- Leagues: NBL1 East
- Founded: 1979
- History: NBL: Bankstown Bruins 1979–1985 West Sydney Westars 1986–1987 Waratah League / NBL1 East: Bankstown Bruins 1991–present
- Arena: Bankstown Basketball Stadium
- Capacity: 2,500
- Location: Sydney, New South Wales
- Team colors: Navy blue & white
- CEO: Christian Gobolos
- President: Tracey Lopez
- Vice-president: Alan Morris
- Championships: 4 (1993, 1996, 1997, 2016) (M) 11 (1997, 1998, 1999, 2003, 2004, 2005, 2006, 2010, 2012, 2015, 2026) (W)
- Website: NBL1.com.au

= Bankstown Bruins =

Sydney-based basketball club

Bankstown Bruins is a NBL1 East club based in Sydney, New South Wales. The club fields a team in both the Men's and Women's NBL1 East. The club is a division of Bankstown Basketball Association (BBA), the major administrative basketball organisation in the region. The Bruins play their home games at Bankstown Basketball Stadium.

==Club history==
===Background===
In 1979, a Bankstown Bruins men's team entered the National Basketball League (NBL) for the league's inaugural season. In 1983, Robbie Cadee was named the recipient of the NBL Coach of the Year Award after helping the Bruins improve from a 2–24 record in 1982 to a 12–10 record in 1983. The team was renamed the West Sydney Westars for the 1986 NBL season. That year, the Westars finished in fifth place with a 15–12 record. Following the 1987 season, the Westars merged with the Sydney Supersonics to become the Sydney Kings.

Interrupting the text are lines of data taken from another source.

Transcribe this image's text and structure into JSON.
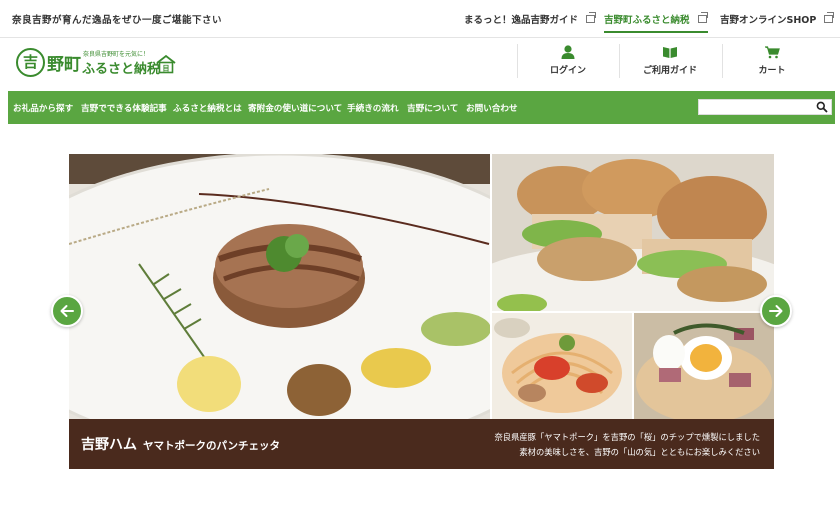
{
  "tagline": "奈良吉野が育んだ逸品をぜひ一度ご堪能下さい",
  "top_links": [
    {
      "label": "まるっと！逸品吉野ガイド",
      "icon": "external-link-icon"
    },
    {
      "label": "吉野町ふるさと納税",
      "icon": "external-link-icon",
      "active": true
    },
    {
      "label": "吉野オンラインSHOP",
      "icon": "external-link-icon"
    }
  ],
  "logo": {
    "circle": "吉",
    "town": "野町",
    "sub": "奈良県吉野町を元気に！",
    "main": "ふるさと納税",
    "house_text": "目"
  },
  "header_items": [
    {
      "label": "ログイン",
      "icon": "user-icon"
    },
    {
      "label": "ご利用ガイド",
      "icon": "book-icon"
    },
    {
      "label": "カート",
      "icon": "cart-icon"
    }
  ],
  "nav": [
    "お礼品から探す",
    "吉野でできる体験記事",
    "ふるさと納税とは",
    "寄附金の使い道について",
    "手続きの流れ",
    "吉野について",
    "お問い合わせ"
  ],
  "search": {
    "placeholder": "",
    "value": ""
  },
  "slide": {
    "title": "吉野ハム",
    "subtitle": "ヤマトポークのパンチェッタ",
    "desc_line1": "奈良県産豚「ヤマトポーク」を吉野の「桜」のチップで燻製にしました",
    "desc_line2": "素材の美味しさを、吉野の「山の気」とともにお楽しみください"
  },
  "colors": {
    "brand_green": "#3a8b2e",
    "nav_green": "#5aa641",
    "caption_brown": "#4a2a1d"
  }
}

===Waratah League / NBL1 East===
The Bankstown Bruins re-emerged in the early 1990s with the introduction of the Waratah League. In 1993, the men won their first title, before winning two more in 1996 and 1997. The women won a three-peat of championships between 1997 and 1999. Success continued for the club throughout the 2000s and 2010s, with the women winning six championships between 2003 and 2012. The women won their seventh title in 2015 while the men won their fourth title in 2016.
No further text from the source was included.